Further north, the city of Arica also spent 227 days in quarantine and 34 in transition, surpassing Melbourne's 257 days of home confinement by four days.
By the end of its lockdown, the Victorian capital had squeaked ahead by just one day.
However, it's worth considering whether that extra day outweighs the extra 17 weeks that residents of Arica remained under curfew and without access to pubs or dining-in on weekdays.
'Most locked-down' residents?
Finally, although Mr Frydenberg spoke of cities as a whole, there may be certain residents of other cities who have been under lockdown for far longer than anyone has been in Melbourne.
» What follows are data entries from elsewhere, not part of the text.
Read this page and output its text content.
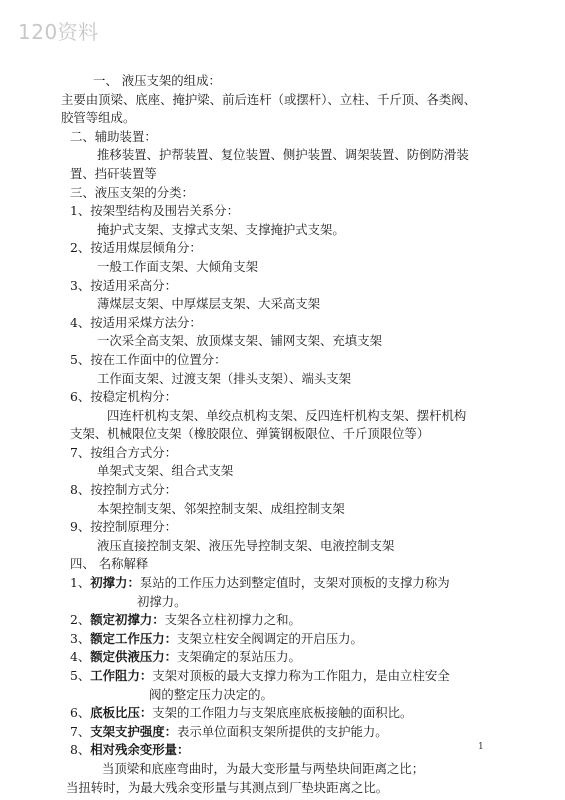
120资料
一、 液压支架的组成：
主要由顶梁、底座、掩护梁、前后连杆（或摆杆）、立柱、千斤顶、各类阀、
胶管等组成。
二、辅助装置：
推移装置、护帮装置、复位装置、侧护装置、调架装置、防倒防滑装
置、挡矸装置等
三、液压支架的分类：
1、按架型结构及围岩关系分：
掩护式支架、支撑式支架、支撑掩护式支架。
2、按适用煤层倾角分：
一般工作面支架、大倾角支架
3、按适用采高分：
薄煤层支架、中厚煤层支架、大采高支架
4、按适用采煤方法分：
一次采全高支架、放顶煤支架、铺网支架、充填支架
5、按在工作面中的位置分：
工作面支架、过渡支架（排头支架）、端头支架
6、按稳定机构分：
四连杆机构支架、单绞点机构支架、反四连杆机构支架、摆杆机构
支架、机械限位支架（橡胶限位、弹簧钢板限位、千斤顶限位等）
7、按组合方式分：
单架式支架、组合式支架
8、按控制方式分：
本架控制支架、邻架控制支架、成组控制支架
9、按控制原理分：
液压直接控制支架、液压先导控制支架、电液控制支架
四、 名称解释
1、初撑力：泵站的工作压力达到整定值时，支架对顶板的支撑力称为
初撑力。
2、额定初撑力：支架各立柱初撑力之和。
3、额定工作压力：支架立柱安全阀调定的开启压力。
4、额定供液压力：支架确定的泵站压力。
5、工作阻力：支架对顶板的最大支撑力称为工作阻力，是由立柱安全
阀的整定压力决定的。
6、底板比压：支架的工作阻力与支架底座底板接触的面积比。
7、支架支护强度：表示单位面积支架所提供的支护能力。
8、相对残余变形量：
当顶梁和底座弯曲时，为最大变形量与两垫块间距离之比；
当扭转时，为最大残余变形量与其测点到厂垫块距离之比。
1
In Manila, broad stay-at-home orders have been applied less frequently as the pandemic has worn on.
However, a substantial chunk of the population has not benefited from the more relaxed rules, including any person aged below 15 years of age or over 65, along with pregnant women and anyone with "health risks".
At various times, Manila's authorities have broadened the age range to capture anyone under 18.
According to national rules that have remained broadly similar since early in the pandemic, these people — and anyone who lived with them — were "required to remain in their residences at all times" unless leaving for essential reasons.
Those reasons did not include attending school which, barring a September pilot run, had not resumed in the form of face-to-face learning by October 2021.
Most children were finally exempted from stay-at-home orders on July 9, 2021, around a month after concessions were made for vaccinated seniors.
In total, both groups spent more than 450 days under stay-at-home orders from when they were introduced on March 17, 2020.